Незадолго до войны к нам постучали ночью. Пришел дворник, еще какие-то люди, все вещи в доме перевернули, а отца увели. Через три месяца арестовали и брата матери, и он уже никогда не вернулся. После смерти Сталина его сын получил справку о реабилитации.
Может быть, поэтому бабушка и говорила, что ее праху хватит и русской земли, но, если дед хочет, пусть надпись на их могиле будет по-французски.
Ты в детстве долго пытала меня, кто лучше Ленин или Сталин. Тебе непремено нужно было верить в апостола, как и всем вокруг. Какой только прохвост этой национальной особенностью русских, веривших в царя и столетиями молившихся за его здравие, не злоупотреблял?!. Почти все друзья моих родителей погибли во время революции, а все мои – в лагерях.
Я не побоялась тебя крестить, а вот рассказать о моем прошлом – не решалась.
Ты жила, как на небесах, не ведая, что твоего отца выгнали из Большого Театра за то, что он отказался стать стукачом. Он двадцать два года был концертмейстером – первой скрипкой в оркестре Большого театра, лауреат нескольких дирижерских конкурсов. А сколько дирижировал спектаклями в Большом – не сосчитать. А выгнали его по статье «профнепригодность».

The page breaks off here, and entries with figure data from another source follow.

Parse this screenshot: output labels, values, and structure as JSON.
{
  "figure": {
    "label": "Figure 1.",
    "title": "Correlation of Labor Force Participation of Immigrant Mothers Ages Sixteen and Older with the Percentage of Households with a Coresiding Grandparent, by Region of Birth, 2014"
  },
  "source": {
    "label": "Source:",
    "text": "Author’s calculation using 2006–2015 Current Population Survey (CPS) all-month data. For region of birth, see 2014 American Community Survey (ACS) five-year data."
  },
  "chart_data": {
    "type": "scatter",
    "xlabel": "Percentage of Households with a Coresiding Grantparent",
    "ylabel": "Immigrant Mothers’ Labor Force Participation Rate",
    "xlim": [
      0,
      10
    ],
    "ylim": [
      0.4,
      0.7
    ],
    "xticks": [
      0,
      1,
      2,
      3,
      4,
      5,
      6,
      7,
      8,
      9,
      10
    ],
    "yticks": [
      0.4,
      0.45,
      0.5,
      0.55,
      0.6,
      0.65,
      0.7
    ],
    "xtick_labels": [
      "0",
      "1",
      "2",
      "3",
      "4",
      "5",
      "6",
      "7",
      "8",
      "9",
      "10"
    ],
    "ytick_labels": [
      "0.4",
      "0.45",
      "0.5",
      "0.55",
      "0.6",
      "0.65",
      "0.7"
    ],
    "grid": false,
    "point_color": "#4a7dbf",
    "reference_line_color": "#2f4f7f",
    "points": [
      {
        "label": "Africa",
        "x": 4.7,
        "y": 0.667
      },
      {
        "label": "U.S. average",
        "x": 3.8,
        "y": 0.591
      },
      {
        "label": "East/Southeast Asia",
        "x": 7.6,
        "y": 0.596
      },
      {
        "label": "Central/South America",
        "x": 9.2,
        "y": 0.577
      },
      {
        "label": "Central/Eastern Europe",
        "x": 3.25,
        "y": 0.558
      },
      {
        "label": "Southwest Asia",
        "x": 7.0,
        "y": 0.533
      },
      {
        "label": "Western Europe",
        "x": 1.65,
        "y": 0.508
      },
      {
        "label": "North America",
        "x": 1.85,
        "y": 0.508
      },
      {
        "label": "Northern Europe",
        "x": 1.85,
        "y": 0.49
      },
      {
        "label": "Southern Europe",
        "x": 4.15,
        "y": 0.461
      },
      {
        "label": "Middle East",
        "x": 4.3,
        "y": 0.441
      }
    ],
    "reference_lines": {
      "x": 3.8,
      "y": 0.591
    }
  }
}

В те годы для музыканта, да еще полуеврея, это означало если и не голодную смерть, то полный конец творчества. Сколько отец бился, прежде, чем его взяли на преподавательскую работу, но ты могла не считать деньги и не бояться завтрашнего дня. Ты существовала среди картин, серебра и антикварной мебели, носила остатки бабушкиных украшений, как стекляшки. И мир в твоем представлении состоял из музыки, театра и химии.
Всю войну я была в Москве, сдавая кровь в обмен на донорский паек.
Когда ты родилась, мы еще несколько лет недоедали. Но ты ни в чем не знала отказа…
Твой дед умер за письменным столом, отец трудится по четырнадцать часов в день, я работаю всю ЖИЗНЬ… Это ты, Люба, а не я прожила благополучную жизнь.
Доченька, сегодня ты знаешь увы, куда больше, чем следует в любом возрасте. Попала ты в железные когти дракона, в эту уродливую и мертвящую все на свете «систему». Я вымолила у дракона твою жизнь. Живи! Пусть даже видя мир иными глазами, чем раньше. Бог поможет тебе не пасть духом и не ожесточиться. Не ропщи, в страдании состоит высший смысл христианства, поблагодари Господа, что он дал тебе прозрение.
Зеркало теперь открыто. Оно висит прямо напротив двери, и я сразу вижу, кто входит в палату. В левом углу – отраженный кусок окна: облака, похожие на темные, точно пропитанные кровью куски ваты, голубой лоскут небес. Жизнь где-то вне и помимо меня, там, в зеркале. Даже фамилия врача, который заходит ко мне несколько раз в день, – Зерцалова. Лицо у нее доброе, глаза – запуганные. Я прошу ее только об одном-сделать так, чтобы я дышала, как раньше. Она что-то говорит про токсическую пневмонию, начавшийся отек легких, вставляет уйму непонятных слов, и ободряя, что все позади. Правда о химии надо забыть и вообще жить лучше где-то в горах, а не в центре Москвы.